In constant space? Sure, Reservoir Sampling, constant space, linear time
Some lightly tested code
import numpy as np
def stream(size):
for k in range(size):
yield k
def resSample(ni, s):
ret = np.empty(ni, dtype=np.int64)
k = 0
for k, v in enumerate(s):
if k < ni:
ret[k] = v
else:
idx = np.random.randint(0, k+1)
if (idx < ni):
ret[idx] = v
return ret
SIZE = 12
s = stream(SIZE)
q = resSample(1, s)
print(q)
I see there is a question wrt RNG. Suppose I have true RNG, hardware device which returns single bit at a time.
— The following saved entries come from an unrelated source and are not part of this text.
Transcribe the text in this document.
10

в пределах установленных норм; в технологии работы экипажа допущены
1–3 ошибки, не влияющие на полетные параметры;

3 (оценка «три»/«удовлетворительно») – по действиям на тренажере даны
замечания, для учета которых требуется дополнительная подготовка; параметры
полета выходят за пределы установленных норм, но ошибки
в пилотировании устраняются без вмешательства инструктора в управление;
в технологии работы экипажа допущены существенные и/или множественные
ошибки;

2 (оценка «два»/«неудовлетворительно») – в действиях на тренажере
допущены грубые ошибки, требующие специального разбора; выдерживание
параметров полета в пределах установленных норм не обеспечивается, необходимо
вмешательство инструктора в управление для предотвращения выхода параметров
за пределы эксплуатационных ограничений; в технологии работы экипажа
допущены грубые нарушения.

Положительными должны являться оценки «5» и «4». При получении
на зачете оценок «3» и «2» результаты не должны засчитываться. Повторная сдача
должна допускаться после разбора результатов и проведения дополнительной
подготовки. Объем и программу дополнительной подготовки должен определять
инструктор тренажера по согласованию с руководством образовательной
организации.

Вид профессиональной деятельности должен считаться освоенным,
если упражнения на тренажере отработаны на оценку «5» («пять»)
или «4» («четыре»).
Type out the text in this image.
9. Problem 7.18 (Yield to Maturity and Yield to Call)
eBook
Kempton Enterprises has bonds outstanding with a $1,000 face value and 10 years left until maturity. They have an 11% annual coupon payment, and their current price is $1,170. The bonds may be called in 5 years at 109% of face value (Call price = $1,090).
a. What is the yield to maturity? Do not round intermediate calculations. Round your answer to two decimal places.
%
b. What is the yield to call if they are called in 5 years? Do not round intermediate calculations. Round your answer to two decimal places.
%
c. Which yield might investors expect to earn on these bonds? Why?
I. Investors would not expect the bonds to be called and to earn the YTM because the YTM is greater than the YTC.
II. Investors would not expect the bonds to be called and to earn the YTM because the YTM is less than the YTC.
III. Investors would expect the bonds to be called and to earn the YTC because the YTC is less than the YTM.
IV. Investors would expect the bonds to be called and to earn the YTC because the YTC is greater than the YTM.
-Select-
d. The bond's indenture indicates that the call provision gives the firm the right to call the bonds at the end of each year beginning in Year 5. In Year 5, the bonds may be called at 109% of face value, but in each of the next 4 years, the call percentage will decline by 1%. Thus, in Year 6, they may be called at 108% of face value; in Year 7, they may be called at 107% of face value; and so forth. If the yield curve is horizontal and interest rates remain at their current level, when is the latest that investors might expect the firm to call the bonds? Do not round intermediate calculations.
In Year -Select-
We use it only in the code where get index.
if (idx < ni):
The only way condition would be triggered for one element to be select
is when ni=1
and thus idx
only could be ZERO.
Thus np.random.randint(0, k+1) with such implementation would be something like
def trng(k):
for _ in range(k+1):
if next_true_bit():
return 1 # as soon as it is not 0, we don't care
return 0 # all bits are zero, index is zero, proceed with exchange
QED, such realization is possible and therefore this sampling method shall work
UPDATE
@kyrill is probably right - I have to have a count going (log2(k) storage), so far see no way to avoid it. Even with RNG trick, I have to sample 0 with probability 1/k
and this k
is growing with the size of the stream.